A boundless zeal for the conversion of sinners and a tender love for the poor, the sick and the oppressed were the outstanding characteristics of St. Francis Di Girolamo, the eloquent Jesuit missionary, who is referred to as the “Apostle of Naples”.
Francis was born near Taranto, Italy in 1642, the oldest of 11 children. After he had made his first Communion, at the age of 12, he was received into a house of secular priests in the neighborhood who lived a community life. The priests were aware of his intellectual ability and educated him and gave him responsibilities. They promoted him from being left in charge of the church to teaching catechism to receiving the tonsure when he was barely 16. In 1666, at the age of 24, he became an ordained priest.

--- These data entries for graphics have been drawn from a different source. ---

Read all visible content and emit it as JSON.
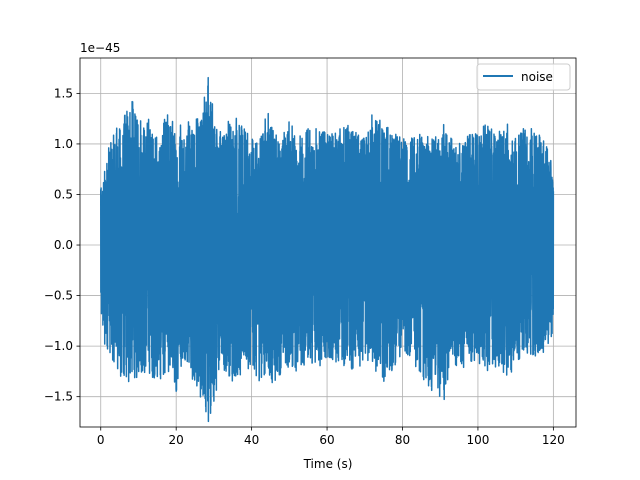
{
  "chart_data": {
    "type": "line",
    "title": "",
    "xlabel": "Time (s)",
    "ylabel": "",
    "y_offset_text": "1e−45",
    "xlim": [
      -5.5,
      126
    ],
    "ylim": [
      -1.8,
      1.85
    ],
    "x_ticks": [
      0,
      20,
      40,
      60,
      80,
      100,
      120
    ],
    "x_tick_labels": [
      "0",
      "20",
      "40",
      "60",
      "80",
      "100",
      "120"
    ],
    "y_ticks": [
      -1.5,
      -1.0,
      -0.5,
      0.0,
      0.5,
      1.0,
      1.5
    ],
    "y_tick_labels": [
      "−1.5",
      "−1.0",
      "−0.5",
      "0.0",
      "0.5",
      "1.0",
      "1.5"
    ],
    "grid": true,
    "legend_position": "top-right",
    "series": [
      {
        "name": "noise",
        "color": "#1f77b4",
        "x_range": [
          0,
          120
        ],
        "envelope_x": [
          0,
          2,
          4,
          6,
          7.5,
          10,
          12,
          15,
          18,
          20,
          22,
          24,
          27,
          28.5,
          30,
          32,
          35,
          38,
          40,
          42,
          44,
          46,
          48,
          50,
          52,
          55,
          58,
          60,
          62,
          65,
          68,
          70,
          72,
          75,
          78,
          80,
          82,
          85,
          88,
          90,
          91,
          93,
          95,
          98,
          100,
          102,
          105,
          108,
          110,
          112,
          115,
          118,
          120
        ],
        "envelope_upper": [
          0.55,
          0.95,
          1.15,
          1.2,
          1.55,
          1.2,
          1.3,
          1.05,
          1.35,
          1.1,
          1.25,
          1.2,
          1.3,
          1.8,
          1.25,
          1.1,
          1.3,
          1.15,
          1.05,
          1.0,
          1.35,
          1.1,
          1.05,
          1.25,
          1.05,
          1.15,
          1.15,
          1.1,
          1.1,
          1.2,
          1.1,
          1.05,
          1.3,
          1.2,
          1.1,
          1.05,
          1.05,
          1.1,
          1.05,
          1.1,
          1.2,
          1.05,
          1.0,
          1.1,
          1.1,
          1.2,
          1.1,
          1.2,
          1.05,
          1.15,
          1.15,
          1.0,
          0.75
        ],
        "envelope_lower": [
          -0.9,
          -1.05,
          -1.2,
          -1.35,
          -1.35,
          -1.3,
          -1.25,
          -1.35,
          -1.25,
          -1.45,
          -1.1,
          -1.3,
          -1.55,
          -1.75,
          -1.55,
          -1.2,
          -1.35,
          -1.25,
          -1.2,
          -1.35,
          -1.25,
          -1.4,
          -1.25,
          -1.2,
          -1.25,
          -1.15,
          -1.2,
          -1.1,
          -1.15,
          -1.2,
          -1.25,
          -1.1,
          -1.2,
          -1.35,
          -1.2,
          -1.05,
          -1.1,
          -1.3,
          -1.45,
          -1.5,
          -1.55,
          -1.1,
          -1.25,
          -1.15,
          -1.15,
          -1.25,
          -1.2,
          -1.3,
          -1.2,
          -1.05,
          -1.1,
          -1.05,
          -0.85
        ]
      }
    ]
  }
}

For four years, Francis taught in the Jesuit Collegio dei Nobili. He then joined the Society of Jesus at age 28. After successfully completing a difficult year in the novitiate, his superiors sent him to help the celebrated preacher Father Agnello Bruno in his mission work among the peasants of Otranto. After three years of diligent work, Francis was sent to Naples to finish his theological studies and complete his profession as a Jesuit.
From the outset, his preaching attracted such huge crowds that he was sent to train other missionaries. Wherever he went, men and women hung on his every word and crowded into the confessionals. It was thought that at least 400 hardened sinners were annually reclaimed through his efforts. He visited the prisons, the hospitals, and even the galleys. On one Spanish ship, he is said to have converted 20 Turkish prisoners.
One of his most notable penitents was a French woman, Mary Alvira Cassier, who had murdered her father and served in the Spanish army, impersonating a man. Under the direction of Francis, she not only repented, but became very holy.
In addition to his missionary work, Francis rescued many children from dangerous surroundings, opened a charitable pawnshop, and organized an association of working men to help the Jesuit fathers in their work.
Francis had a reputation as a wonder-worker and was credited with working many miracles, but he humbly attributed the cures to the intercession of Saint Cyrus, for whom he had a special devotion. After much physical suffering from an illness, he died in 1716 at the age of 74. He was canonized in 1839.